I found a home weather station at a local warehouse store - costco - for $80. Setup was simple; install batteries, place the sensors where you want them, turn it on. the internet connection took a little fiddling; but this was up and running 20 minutes after opening the box.
It tracks rainfall, humidity, wind direction and speed, indoor and outdoor temperature and barometric pressure. It keeps all of the information that it tracks, so you can look back to see when rain fell, for instance, or how much over a period of time. In the picture below it's showing that we've had 1.24" of rain in the last 24 hours.
We've actually had quite a bit of rain in the last few days; averaging 1" of rain daily; temperatures in the 40s or high 30s.
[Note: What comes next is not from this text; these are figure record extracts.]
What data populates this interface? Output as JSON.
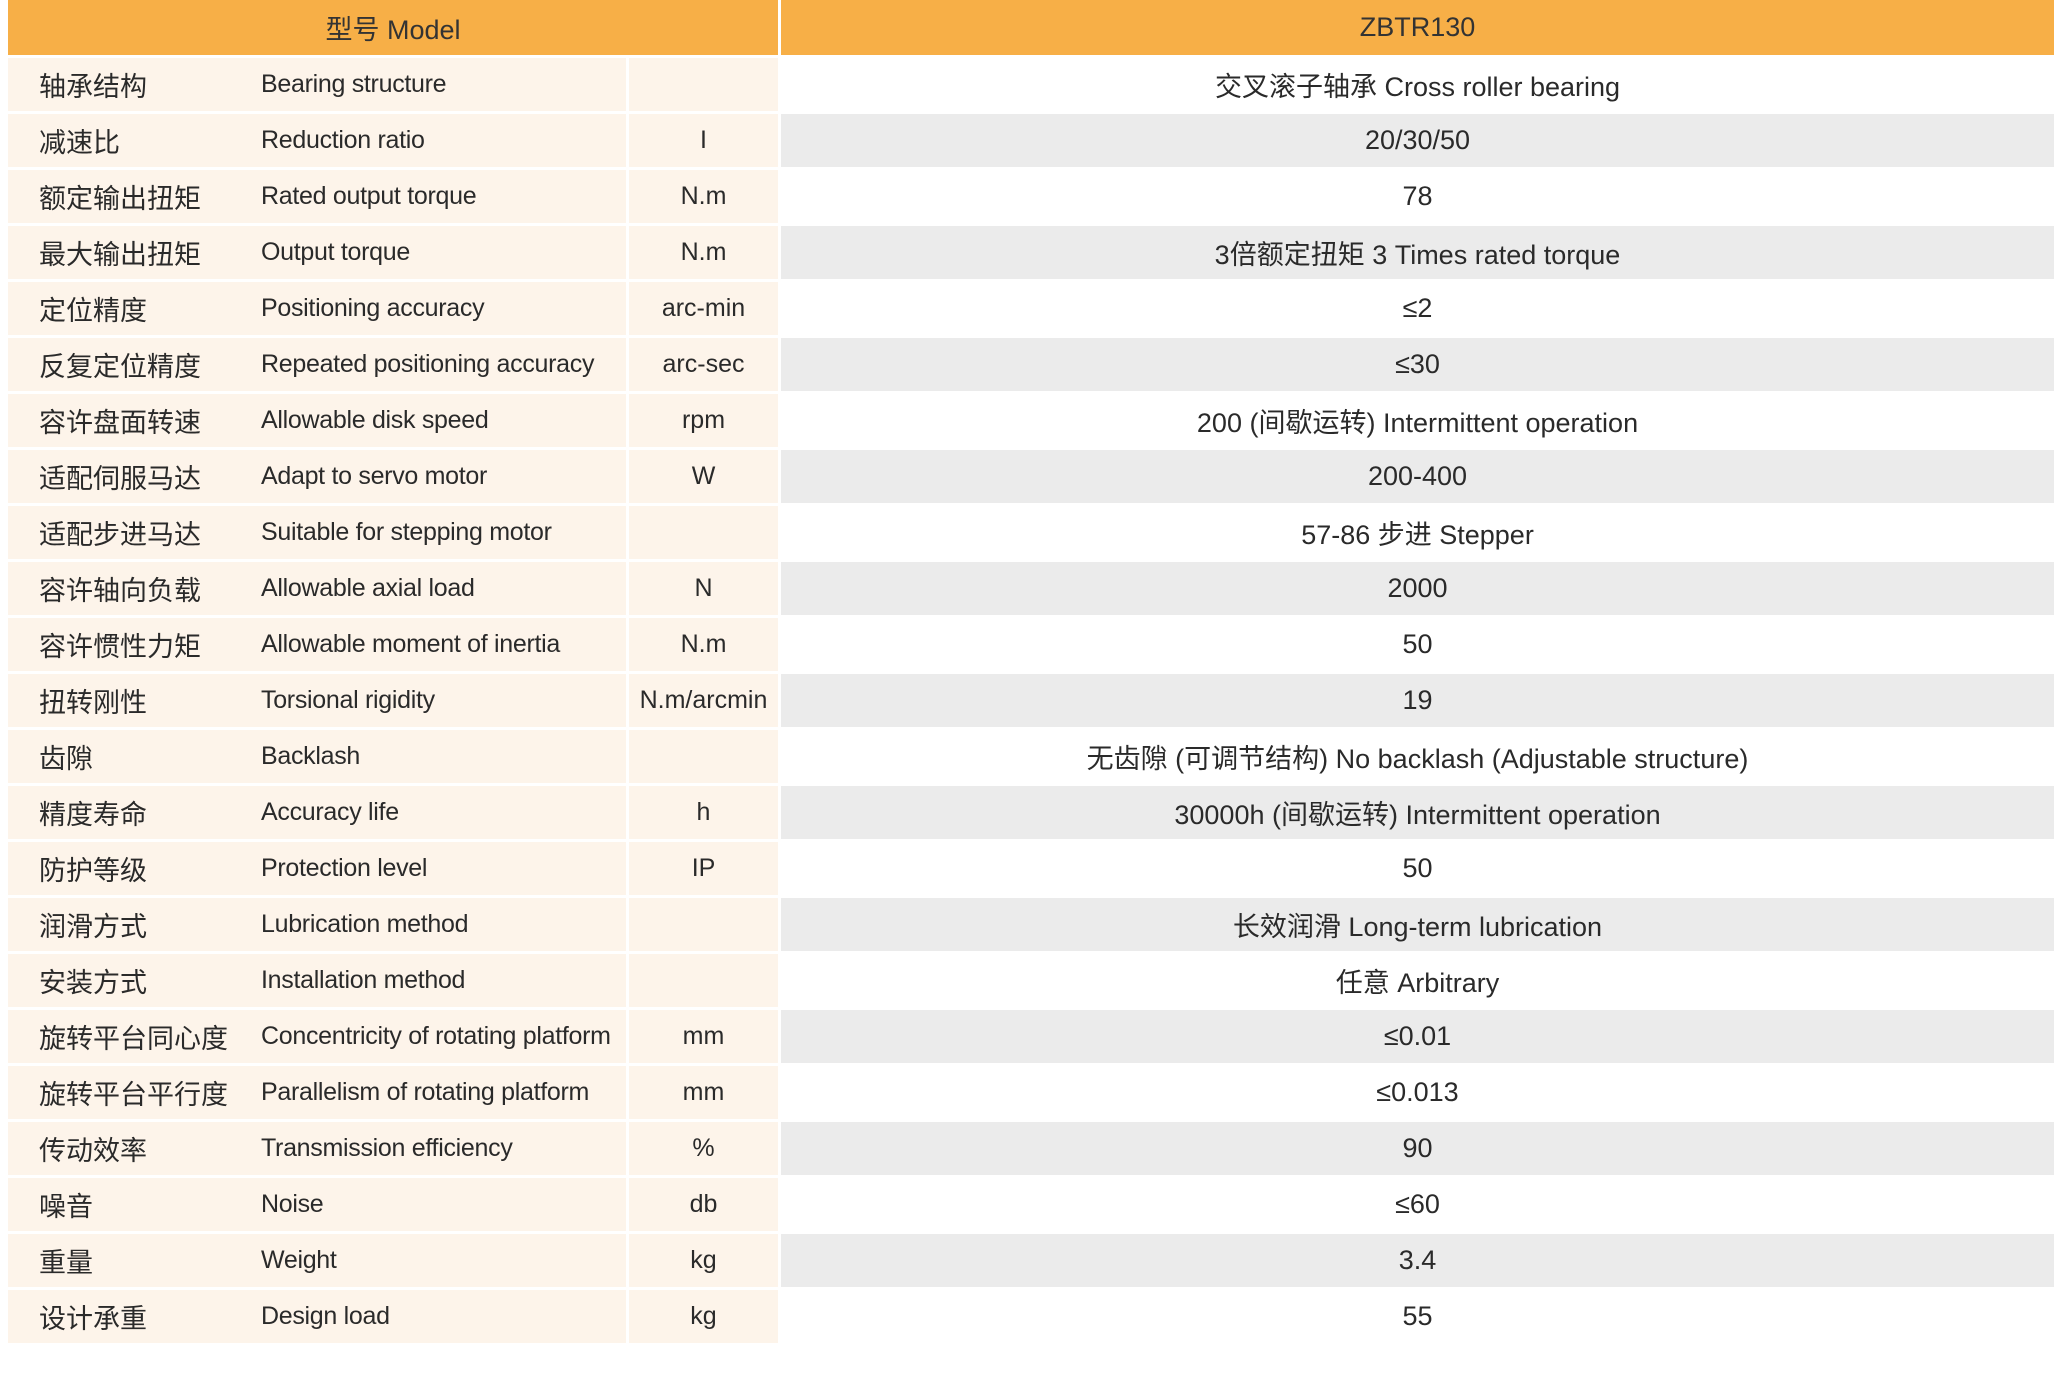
{
  "header": {
    "model_label": "型号 Model",
    "model_value": "ZBTR130"
  },
  "colors": {
    "header": "#F7AF47",
    "label_bg": "#FDF4EA",
    "alt_row": "#EBEBEB"
  },
  "rows": [
    {
      "cn": "轴承结构",
      "en": "Bearing structure",
      "unit": "",
      "value": "交叉滚子轴承 Cross roller bearing"
    },
    {
      "cn": "减速比",
      "en": "Reduction ratio",
      "unit": "I",
      "value": "20/30/50"
    },
    {
      "cn": "额定输出扭矩",
      "en": "Rated output torque",
      "unit": "N.m",
      "value": "78"
    },
    {
      "cn": "最大输出扭矩",
      "en": "Output torque",
      "unit": "N.m",
      "value": "3倍额定扭矩 3 Times rated torque"
    },
    {
      "cn": "定位精度",
      "en": "Positioning accuracy",
      "unit": "arc-min",
      "value": "≤2"
    },
    {
      "cn": "反复定位精度",
      "en": "Repeated positioning accuracy",
      "unit": "arc-sec",
      "value": "≤30"
    },
    {
      "cn": "容许盘面转速",
      "en": "Allowable disk speed",
      "unit": "rpm",
      "value": "200 (间歇运转) Intermittent operation"
    },
    {
      "cn": "适配伺服马达",
      "en": "Adapt to servo motor",
      "unit": "W",
      "value": "200-400"
    },
    {
      "cn": "适配步进马达",
      "en": "Suitable for stepping motor",
      "unit": "",
      "value": "57-86 步进 Stepper"
    },
    {
      "cn": "容许轴向负载",
      "en": "Allowable axial load",
      "unit": "N",
      "value": "2000"
    },
    {
      "cn": "容许惯性力矩",
      "en": "Allowable moment of inertia",
      "unit": "N.m",
      "value": "50"
    },
    {
      "cn": "扭转刚性",
      "en": "Torsional rigidity",
      "unit": "N.m/arcmin",
      "value": "19"
    },
    {
      "cn": "齿隙",
      "en": "Backlash",
      "unit": "",
      "value": "无齿隙 (可调节结构) No backlash (Adjustable structure)"
    },
    {
      "cn": "精度寿命",
      "en": "Accuracy life",
      "unit": "h",
      "value": "30000h (间歇运转) Intermittent operation"
    },
    {
      "cn": "防护等级",
      "en": "Protection level",
      "unit": "IP",
      "value": "50"
    },
    {
      "cn": "润滑方式",
      "en": "Lubrication method",
      "unit": "",
      "value": "长效润滑 Long-term lubrication"
    },
    {
      "cn": "安装方式",
      "en": "Installation method",
      "unit": "",
      "value": "任意 Arbitrary"
    },
    {
      "cn": "旋转平台同心度",
      "en": "Concentricity of rotating platform",
      "unit": "mm",
      "value": "≤0.01"
    },
    {
      "cn": "旋转平台平行度",
      "en": "Parallelism of rotating platform",
      "unit": "mm",
      "value": "≤0.013"
    },
    {
      "cn": "传动效率",
      "en": "Transmission efficiency",
      "unit": "%",
      "value": "90"
    },
    {
      "cn": "噪音",
      "en": "Noise",
      "unit": "db",
      "value": "≤60"
    },
    {
      "cn": "重量",
      "en": "Weight",
      "unit": "kg",
      "value": "3.4"
    },
    {
      "cn": "设计承重",
      "en": "Design load",
      "unit": "kg",
      "value": "55"
    }
  ]
}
I think that the rainfall at this farm is higher than at the other farm; I'm in the foothills of the mountains, and the clouds shed water on their way over. 2" of rain over 24 hours is enough to raise the local river level 4'.
3" of rain in 3 days. Time to dig out the seed catalogs!
The model I've got is closest to this one, but mine didn't come with the pc software interface. It does however come with an internet connection, so I can see what the conditions are at the farm on my cell phone from anywhere. that's very nice.
2 weeks ago
1 comment:
I have had a similar system from Honeywell for a few years and am quite disappointed. The rain sensor died after a year, not repairable. The temp and humidity sensors work OK but have nowhere near the advertised wireless range - only about 50 feet maximum. The user interface is poor, hard to use and hard to read the display.
I hope you are as impressed with the LaCrosse system after a year or two. I have decided that it is worth the extra money to get a better unit, probably from Davis Instruments.